As the two queens battle, it is not over political or social disagreements, but rather disagreements of the heart; both desire Sir Henry, again suggesting tales in which two females battle for power or romance. Haggard’s comments, through Quatermain, on the nature of women, delivered at times with a narrative wink, include reflection on the fact that “if ladies have a will,” they will generally get their way; that they are, by nature “loquacious”; that women are weak and most often “actresses,” not to be trusted. Haggard also questions traditional thought in a neat gender reversal when Nyleptha first accuses Quatermain of spinning “spiders’ webs of words,” and then remarks, “the poet has said that man is like a snake.” Of additional interest are multiple uses of the traditional symbolic imagery of woman as a bird in a cage and Nyleptha’s identification with the moon, while the civilization’s male priests identify with the sun.
In a vicious battle, Nyleptha defeats her sister, or, more correctly, her forces, led not by herself but by the English visitors and Umslopogaas. By contrast, the more active Sorais, nicknamed “Queen of the Night,” leads her own forces, but her defeat by her sister’s male-led forces returns gender roles to their norm. When Sorais commits suicide by thrusting what amounts to a silver stake through her heart, Nyleptha reigns with her king consort, Sir Henry. Sir Henry assumes much of the actual duties of royalty, making major decisions about the culture’s future. However, contrary to what readers raised to believe in the benefits of Imperialism expect, he refuses to force “civilized” activities from his own culture into that of the Zu-Vendis. Perhaps echoing Haggard’s own doubts, Sir Henry expounds upon the fact that the “generous hearted” people of Zu-Vendi should continue to enjoy the “blessings” of their barbarism. He intends to save the culture being destroyed by tourists, politicians, and teachers who will bring “greed, drunkenness, new diseases, gunpowder, and general demoralization.” In the end, Alphonse alone returns to the outside world to deliver Quatermain’s account of all their adventures.

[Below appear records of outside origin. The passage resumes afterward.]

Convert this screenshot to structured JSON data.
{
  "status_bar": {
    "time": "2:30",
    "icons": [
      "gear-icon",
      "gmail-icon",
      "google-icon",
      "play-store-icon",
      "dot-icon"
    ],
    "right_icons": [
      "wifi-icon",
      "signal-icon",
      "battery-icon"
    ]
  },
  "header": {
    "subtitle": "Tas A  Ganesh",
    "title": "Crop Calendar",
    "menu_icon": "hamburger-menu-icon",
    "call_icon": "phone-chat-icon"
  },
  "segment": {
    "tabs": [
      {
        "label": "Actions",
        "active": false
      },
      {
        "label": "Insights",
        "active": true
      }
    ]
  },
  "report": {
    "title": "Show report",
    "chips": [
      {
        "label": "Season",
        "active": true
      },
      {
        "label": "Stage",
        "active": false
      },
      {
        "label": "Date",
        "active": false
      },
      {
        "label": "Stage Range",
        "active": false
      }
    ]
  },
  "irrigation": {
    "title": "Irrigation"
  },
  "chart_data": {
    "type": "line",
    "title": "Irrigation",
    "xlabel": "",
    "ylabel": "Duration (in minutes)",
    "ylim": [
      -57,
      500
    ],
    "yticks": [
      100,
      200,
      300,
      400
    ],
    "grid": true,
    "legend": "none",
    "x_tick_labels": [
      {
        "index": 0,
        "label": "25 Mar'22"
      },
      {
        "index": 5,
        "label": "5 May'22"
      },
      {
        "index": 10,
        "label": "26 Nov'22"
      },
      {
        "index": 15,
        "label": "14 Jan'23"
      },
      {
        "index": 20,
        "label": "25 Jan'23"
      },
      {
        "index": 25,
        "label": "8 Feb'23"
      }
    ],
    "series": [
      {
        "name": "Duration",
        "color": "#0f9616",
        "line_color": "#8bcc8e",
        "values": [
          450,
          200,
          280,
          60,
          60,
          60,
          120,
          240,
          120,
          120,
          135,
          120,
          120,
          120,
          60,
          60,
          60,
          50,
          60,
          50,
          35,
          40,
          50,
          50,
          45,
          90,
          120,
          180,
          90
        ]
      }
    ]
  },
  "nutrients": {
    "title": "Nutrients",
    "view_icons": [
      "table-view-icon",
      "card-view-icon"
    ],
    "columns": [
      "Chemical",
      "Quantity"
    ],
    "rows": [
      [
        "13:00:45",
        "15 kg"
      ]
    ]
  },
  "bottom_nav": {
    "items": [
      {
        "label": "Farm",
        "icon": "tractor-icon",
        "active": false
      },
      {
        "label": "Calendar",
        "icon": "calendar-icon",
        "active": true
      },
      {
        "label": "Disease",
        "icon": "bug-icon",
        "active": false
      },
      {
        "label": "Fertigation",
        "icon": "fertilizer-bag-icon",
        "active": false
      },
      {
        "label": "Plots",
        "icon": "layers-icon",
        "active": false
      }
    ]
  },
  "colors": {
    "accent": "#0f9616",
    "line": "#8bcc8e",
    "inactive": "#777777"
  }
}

A superb example of the African adventure story, Allan Quatermain appealed to Victorian cultural sensibilities as much as to the desire for entertainment. In addition to offering thoughtful commentary on the pros and cons of imperialism, it also deals with class structure and questions of race, psychology, sexuality, and evolution, topics that greatly interested Victorians. The novel may be Haggard’s comment on the threat to the British Empire that he saw everywhere evident, from the dissolution of the landed aristocracy to the threat against Christianity in Charles DARWIN’s 1859 On the Origin of Species.
BIBLIOGRAPHY
Butts, Dennis. Introduction to Allan Quatermain, by Henry Rider Haggard. Oxford: Oxford University Press, 1995.
Campbell, Joseph. The Hero with a Thousand Faces. 1949. Princeton, N.J.: Princeton University Press, 1968.
Haggard, H. Rider. Allan Quatermain. Oxford: Oxford University Press, 1995.